Santa Barbara surfer Ben Andrews rides a 53-foot wave at Maverick’s and wins $50,000.

Santa Barbara Surfer Rides a 53-Foot Wave
Ben Andrews dropping into a Maverick’s monster, November 9, 2016.

Giant waves were on the way, and Ben Andrews was going through the checklist in his head. His surfboard and wet suit were ready, plus an extra leash if a particularly powerful wipeout snapped the only tether between himself and the buoyant safety of his board. He also half-promised himself to hit the sack early, stretch in the morning, and breakfast on eggs, yogurt, and walnuts. Mentally, he figured it’d be just another day surfing his favorite big-wave point break in Half Moon Bay, a wave called Maverick’s, where he’d maintained a steady and increasingly standout presence since riding it for the first time a dozen winters ago. “I’m pretty much always ready to go,” Andrews said. “The trick can be getting time off work.” Fortunately, a coworker at the nearby marina, where Andrews was a deputy harbormaster, offered to swap shifts.
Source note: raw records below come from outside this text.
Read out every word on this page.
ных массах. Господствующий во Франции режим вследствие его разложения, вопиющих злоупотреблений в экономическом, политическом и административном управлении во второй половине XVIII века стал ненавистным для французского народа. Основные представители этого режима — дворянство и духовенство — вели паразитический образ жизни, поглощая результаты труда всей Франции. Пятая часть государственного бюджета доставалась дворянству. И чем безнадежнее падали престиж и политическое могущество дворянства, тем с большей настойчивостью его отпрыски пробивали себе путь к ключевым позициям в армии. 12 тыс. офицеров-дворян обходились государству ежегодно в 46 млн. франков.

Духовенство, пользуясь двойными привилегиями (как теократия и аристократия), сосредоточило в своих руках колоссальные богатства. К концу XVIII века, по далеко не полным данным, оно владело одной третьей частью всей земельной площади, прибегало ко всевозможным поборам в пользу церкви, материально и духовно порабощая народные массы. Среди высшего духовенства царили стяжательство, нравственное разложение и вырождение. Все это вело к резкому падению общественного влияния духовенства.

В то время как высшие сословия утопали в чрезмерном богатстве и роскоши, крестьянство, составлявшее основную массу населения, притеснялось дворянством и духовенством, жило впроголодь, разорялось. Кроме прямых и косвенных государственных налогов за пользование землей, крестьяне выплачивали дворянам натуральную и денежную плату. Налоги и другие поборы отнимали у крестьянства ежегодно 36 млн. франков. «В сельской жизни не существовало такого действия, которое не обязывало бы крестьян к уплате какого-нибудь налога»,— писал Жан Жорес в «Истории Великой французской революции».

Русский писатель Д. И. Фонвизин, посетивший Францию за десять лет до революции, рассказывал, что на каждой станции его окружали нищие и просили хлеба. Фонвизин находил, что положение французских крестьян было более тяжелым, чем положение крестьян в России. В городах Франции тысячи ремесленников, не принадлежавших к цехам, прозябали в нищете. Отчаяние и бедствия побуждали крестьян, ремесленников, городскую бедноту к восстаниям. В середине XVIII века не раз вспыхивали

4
Everything was set.

Meanwhile, 2,000 miles away, hurricane-force winds howled across the Gulf of Alaska, generating a towering swell that would undulate toward Maverick’s at 25 mph. Three days later, on Wednesday, November 9, 2016, Andrews ​— ​a born-and-raised Santa Barbara surfer who started out on an old beater fished from a dumpster ​— ​rode a 53-foot wave at Northern California’s deadliest spot, earning him $50,000 and much-deserved honor in the upper echelons of big-wave surfing.
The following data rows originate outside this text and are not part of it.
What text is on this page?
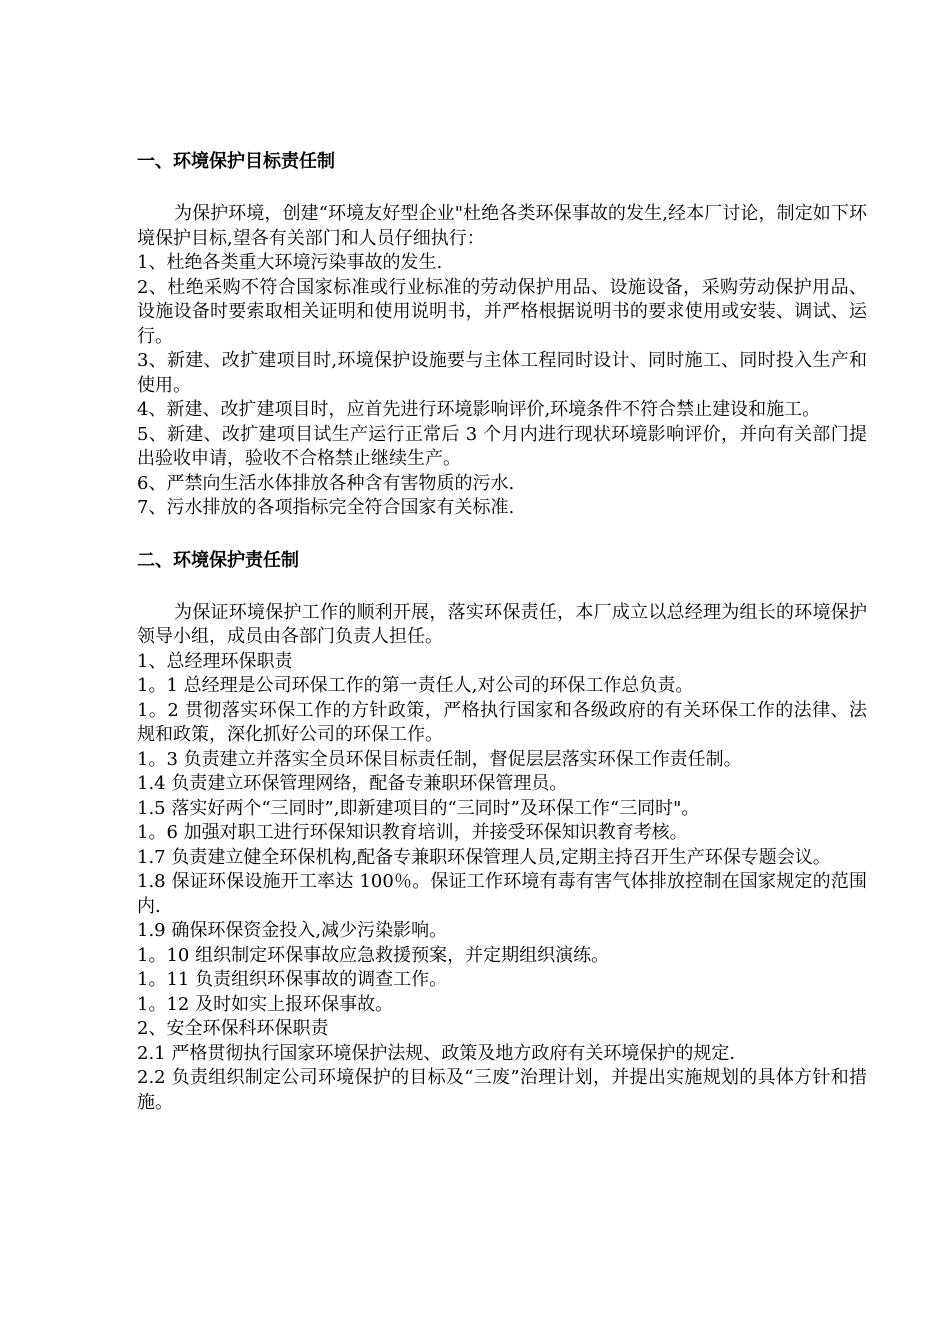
一、环境保护目标责任制

为保护环境，创建“环境友好型企业"杜绝各类环保事故的发生,经本厂讨论，制定如下环境保护目标,望各有关部门和人员仔细执行：

1、杜绝各类重大环境污染事故的发生.

2、杜绝采购不符合国家标准或行业标准的劳动保护用品、设施设备，采购劳动保护用品、设施设备时要索取相关证明和使用说明书，并严格根据说明书的要求使用或安装、调试、运行。

3、新建、改扩建项目时,环境保护设施要与主体工程同时设计、同时施工、同时投入生产和使用。

4、新建、改扩建项目时，应首先进行环境影响评价,环境条件不符合禁止建设和施工。

5、新建、改扩建项目试生产运行正常后 3 个月内进行现状环境影响评价，并向有关部门提出验收申请，验收不合格禁止继续生产。

6、严禁向生活水体排放各种含有害物质的污水.

7、污水排放的各项指标完全符合国家有关标准.

二、环境保护责任制

为保证环境保护工作的顺利开展，落实环保责任，本厂成立以总经理为组长的环境保护领导小组，成员由各部门负责人担任。

1、总经理环保职责

1。1 总经理是公司环保工作的第一责任人,对公司的环保工作总负责。

1。2 贯彻落实环保工作的方针政策，严格执行国家和各级政府的有关环保工作的法律、法规和政策，深化抓好公司的环保工作。

1。3 负责建立并落实全员环保目标责任制，督促层层落实环保工作责任制。

1.4 负责建立环保管理网络，配备专兼职环保管理员。

1.5 落实好两个“三同时”,即新建项目的“三同时”及环保工作“三同时"。

1。6 加强对职工进行环保知识教育培训，并接受环保知识教育考核。

1.7 负责建立健全环保机构,配备专兼职环保管理人员,定期主持召开生产环保专题会议。

1.8 保证环保设施开工率达 100％。保证工作环境有毒有害气体排放控制在国家规定的范围内.

1.9 确保环保资金投入,减少污染影响。

1。10 组织制定环保事故应急救援预案，并定期组织演练。

1。11 负责组织环保事故的调查工作。

1。12 及时如实上报环保事故。

2、安全环保科环保职责

2.1 严格贯彻执行国家环境保护法规、政策及地方政府有关环境保护的规定.

2.2 负责组织制定公司环境保护的目标及“三废”治理计划，并提出实施规划的具体方针和措施。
On that “nice and sunny” morning, as Andrews remembered it, he pulled into the parking lot around 10, timing his session as wave shape improved with the outgoing tide. He suited up and power walked with friends Kohl Christensen, Ben Wilkinson, and Grant Washburn just northward of the break. With biblical thunderclaps, the heaving waves far outside detonated monstrously against the subtidal reef. The four men waited for a lull before jumping from a rocky shelf into the violently swirling whitewash. “You have to time it just right, or a wave will wash you back into the rocks, and that’ll ruin your day,” Andrews said. “It’s pretty hectic.”